跳转到主要内容

Reading Passage 1

You should spend about 20 minutes on Questions 1-13, which are based on Reading Passage One.

THE DAMS THAT CHANGED AUSTRALIA

SECTION ONE

Inland Australia has had a problem with drought from the time of white settlement in 1788 until today, and this is why the Snowy Mountains Scheme was conceived and founded. Before the Snowy Scheme a large proportion of the snowfields on Australia's highest mountains (the Snowy Mountains) melted into the Snowy River every year. Hence, Snowy River water flowed, ultimately, into the sea, not toward the dry interior of the country, where people needed it so desperately. This was first recognised by the Polish geologist and explorer Strezlecki in 1840, who commented that there could be no development of the inland without adequate water supply. The rivers would have to be diverted if irrigation were to succeed.

Before Federation in 1901, Australia consisted of a group of colonies, all anxious to protect their own interests. After Federation the states retained rights to the water, and thus to what might happen to the rivers. Arguments between New South Wales, Victoria and South Australia led to a deadlocked Premiers' Conference in 1947. Despite this serious dispute, the Federal Parliament passed the Snowy Mountains Hydro-electric Power Act just two years later, on July 7. The project was officially commenced on October 17 that year, barely three months after the act had been passed.

The scheme set out to harness water for electricity and to divert it back to the dry inland areas for irrigation. To do this, thousands of kilometres of tunnels had to be drilled through the mountains, and sixteen major dams and seven hydro-electric power stations built over a period of nineteen years. The first of these was Guthega Power Station, which was commissioned in 1954. and the last one to be finished was Tumut III.

SECTION TWO

The Snowy Mountains Scheme was to alter the face of Australia forever. One important change was the recruitment of people from outside Australia to work on the scheme. In 1949, while the world was still recovering from the effects of World War II (1939 to 1945), the Australian government needed immense numbers of people to work on the Snowy. It sought labour from overseas, and 60,000 of the 100,000 people who worked on the scheme came from outside the country.

They came from thirty different countries: from Italy, Yugoslavia, and Germany, from sophisticated cities like Budapest, Paris and Vienna, and from tiny hamlets. These European workers left countries which had fought against each other during the war, and which had vastly different cultures, and they found themselves in a country which was still defining itself.
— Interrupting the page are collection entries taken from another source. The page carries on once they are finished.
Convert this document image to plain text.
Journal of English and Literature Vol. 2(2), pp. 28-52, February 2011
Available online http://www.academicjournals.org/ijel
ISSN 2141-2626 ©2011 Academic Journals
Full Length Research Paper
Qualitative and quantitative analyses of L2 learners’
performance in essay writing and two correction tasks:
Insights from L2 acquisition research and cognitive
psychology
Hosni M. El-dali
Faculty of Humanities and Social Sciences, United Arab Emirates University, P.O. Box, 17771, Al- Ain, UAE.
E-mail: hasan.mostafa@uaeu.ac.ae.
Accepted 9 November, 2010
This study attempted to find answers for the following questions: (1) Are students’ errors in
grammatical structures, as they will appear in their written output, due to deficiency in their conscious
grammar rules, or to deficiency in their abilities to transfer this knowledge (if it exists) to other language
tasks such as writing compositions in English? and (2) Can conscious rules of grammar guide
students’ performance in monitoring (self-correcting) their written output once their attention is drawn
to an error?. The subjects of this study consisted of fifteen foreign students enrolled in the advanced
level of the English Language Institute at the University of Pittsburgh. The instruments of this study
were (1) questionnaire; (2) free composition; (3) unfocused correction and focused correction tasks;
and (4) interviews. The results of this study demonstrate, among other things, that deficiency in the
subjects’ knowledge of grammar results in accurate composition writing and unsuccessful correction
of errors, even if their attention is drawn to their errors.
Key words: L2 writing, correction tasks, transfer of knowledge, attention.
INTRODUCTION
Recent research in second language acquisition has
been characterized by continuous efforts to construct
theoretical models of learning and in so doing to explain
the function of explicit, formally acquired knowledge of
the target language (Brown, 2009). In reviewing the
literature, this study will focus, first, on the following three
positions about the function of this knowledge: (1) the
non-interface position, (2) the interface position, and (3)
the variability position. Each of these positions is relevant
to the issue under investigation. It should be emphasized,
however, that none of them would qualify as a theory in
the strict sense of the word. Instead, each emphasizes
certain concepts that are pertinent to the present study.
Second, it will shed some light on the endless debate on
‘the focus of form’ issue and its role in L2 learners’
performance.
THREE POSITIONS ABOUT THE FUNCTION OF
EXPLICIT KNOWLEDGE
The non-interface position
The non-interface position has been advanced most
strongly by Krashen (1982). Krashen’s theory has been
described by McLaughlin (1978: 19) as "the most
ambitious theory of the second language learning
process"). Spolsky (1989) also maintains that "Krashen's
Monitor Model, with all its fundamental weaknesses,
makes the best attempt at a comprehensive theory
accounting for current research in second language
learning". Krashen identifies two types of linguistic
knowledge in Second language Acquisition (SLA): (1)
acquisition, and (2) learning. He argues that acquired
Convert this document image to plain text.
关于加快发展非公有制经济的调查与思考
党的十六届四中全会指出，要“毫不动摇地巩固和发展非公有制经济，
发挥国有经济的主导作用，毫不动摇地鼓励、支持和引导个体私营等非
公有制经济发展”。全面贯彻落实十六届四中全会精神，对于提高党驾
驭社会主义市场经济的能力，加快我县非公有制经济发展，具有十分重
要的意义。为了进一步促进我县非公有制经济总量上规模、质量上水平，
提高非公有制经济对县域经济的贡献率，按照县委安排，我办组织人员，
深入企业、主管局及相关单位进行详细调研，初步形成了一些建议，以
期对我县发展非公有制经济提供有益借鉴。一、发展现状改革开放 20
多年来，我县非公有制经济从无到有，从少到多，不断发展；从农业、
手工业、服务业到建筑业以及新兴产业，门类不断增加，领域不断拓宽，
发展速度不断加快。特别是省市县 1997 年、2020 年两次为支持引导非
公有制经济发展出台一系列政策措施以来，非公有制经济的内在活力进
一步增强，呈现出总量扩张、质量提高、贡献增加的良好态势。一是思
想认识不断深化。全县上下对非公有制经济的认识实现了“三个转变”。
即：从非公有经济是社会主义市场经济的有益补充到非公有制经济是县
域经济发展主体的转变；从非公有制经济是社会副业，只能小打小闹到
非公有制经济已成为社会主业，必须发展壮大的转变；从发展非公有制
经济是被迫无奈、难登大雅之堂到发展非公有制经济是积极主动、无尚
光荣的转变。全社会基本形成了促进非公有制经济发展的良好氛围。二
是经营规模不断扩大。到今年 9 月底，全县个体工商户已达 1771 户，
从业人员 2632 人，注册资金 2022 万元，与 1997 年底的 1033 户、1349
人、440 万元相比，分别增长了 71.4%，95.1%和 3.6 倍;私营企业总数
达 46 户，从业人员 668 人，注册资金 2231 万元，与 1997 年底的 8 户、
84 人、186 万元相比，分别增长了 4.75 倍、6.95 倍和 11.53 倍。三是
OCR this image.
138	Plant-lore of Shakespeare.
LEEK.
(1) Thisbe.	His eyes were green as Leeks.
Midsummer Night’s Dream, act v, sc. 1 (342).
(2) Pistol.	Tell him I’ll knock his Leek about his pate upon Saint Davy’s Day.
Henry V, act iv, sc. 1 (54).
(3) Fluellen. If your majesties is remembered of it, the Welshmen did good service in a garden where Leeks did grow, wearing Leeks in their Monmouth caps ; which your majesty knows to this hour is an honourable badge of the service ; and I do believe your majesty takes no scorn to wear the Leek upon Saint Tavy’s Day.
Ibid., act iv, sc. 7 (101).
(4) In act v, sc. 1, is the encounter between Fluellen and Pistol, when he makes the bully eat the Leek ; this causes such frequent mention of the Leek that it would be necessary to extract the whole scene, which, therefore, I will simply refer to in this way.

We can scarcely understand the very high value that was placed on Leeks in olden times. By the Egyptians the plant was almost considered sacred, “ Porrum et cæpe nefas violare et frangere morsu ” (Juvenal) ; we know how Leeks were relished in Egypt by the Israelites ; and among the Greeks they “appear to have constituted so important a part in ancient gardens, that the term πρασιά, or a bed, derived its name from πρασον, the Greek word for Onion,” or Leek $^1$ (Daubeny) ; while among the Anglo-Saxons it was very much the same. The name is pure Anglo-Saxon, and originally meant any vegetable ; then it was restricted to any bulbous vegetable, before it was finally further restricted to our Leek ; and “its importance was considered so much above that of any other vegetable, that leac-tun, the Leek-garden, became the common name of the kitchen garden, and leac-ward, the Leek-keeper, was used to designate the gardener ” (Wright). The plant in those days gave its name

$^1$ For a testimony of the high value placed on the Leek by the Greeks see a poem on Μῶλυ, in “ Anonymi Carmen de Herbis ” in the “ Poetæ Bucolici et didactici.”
They were adventurous young men, some highly skilled, some not, and they came to a place which offered both enormous challenges and primitive conditions. Many were housed in tents in the early days of the scheme, although some fortunate men were placed in barracks. The food was basic, female company extremely scarce and entertainment lacking.

SECTION THREE

Many new arrivals spoke only limited English, and were offered English classes after work. The men needed primarily to understand safety instructions, and safety lectures were conducted in English and other languages. In fact, a great deal of communication underground was by sign language, especially when the conditions were noisy. The signs were peculiar to the business at hand: for instance, a thumb placed near the mouth meant water, but did not indicate whether the water was needed on the drill the man was using, or for a drink.

The constant reference to the men who worked on the Snowy is appropriate because few women worked on the scheme, and those who were employed usually held office jobs. Women, however, were active in the community, and the members of the Country Women’s Association gave English lessons. Other English instruction was provided by the Australian Broadcasting Commission, which ran daily broadcasts to help the newcomers with the language.

SECTION FOUR

These circumstances could have caused great social trouble, but there were relatively few serious problems. The men worked long and hard, and many saved their money with a view to settling in Australia or returning home. At a reunion in 1999 many were happy to remember the hardships of those days, but it was all seen through a glow of achieve-ment. This satisfaction was felt not only by the men who worked directly on the project, but by the women, many of whom had been wives and mothers during the scheme, and indicated that they had felt very much part of it.

The children of these couples went to school in Happy Jack, a town notable for having the highest school in Australia, and the highest birth rate. In one memorable year there were thirty babies born to the eighty families in Happy Jack. Older children went to school in Cooma, the nearest major town.

SECTION FIVE

The scheme is very unlikely to be repeated. The expense of putting the power stations underground would now be prohibitive, and our current information about ecology would require a different approach to the treatment of the rivers. Other hydro-electric schemes like the Tennessee Valley Authority preceded the Snowy Mountains Scheme, and others have followed. The Snowy Mountains Scheme is the only hydro-electric scheme in the world to be totally financed from the sale of its electricity.

As well as being a great engineering feat, the scheme is a monument to people from around the world who dared to change their lives. Some are living and working in Australia, many have retired there, some have returned to their countries of origin. Every one of them contributed to altering Australian society forever.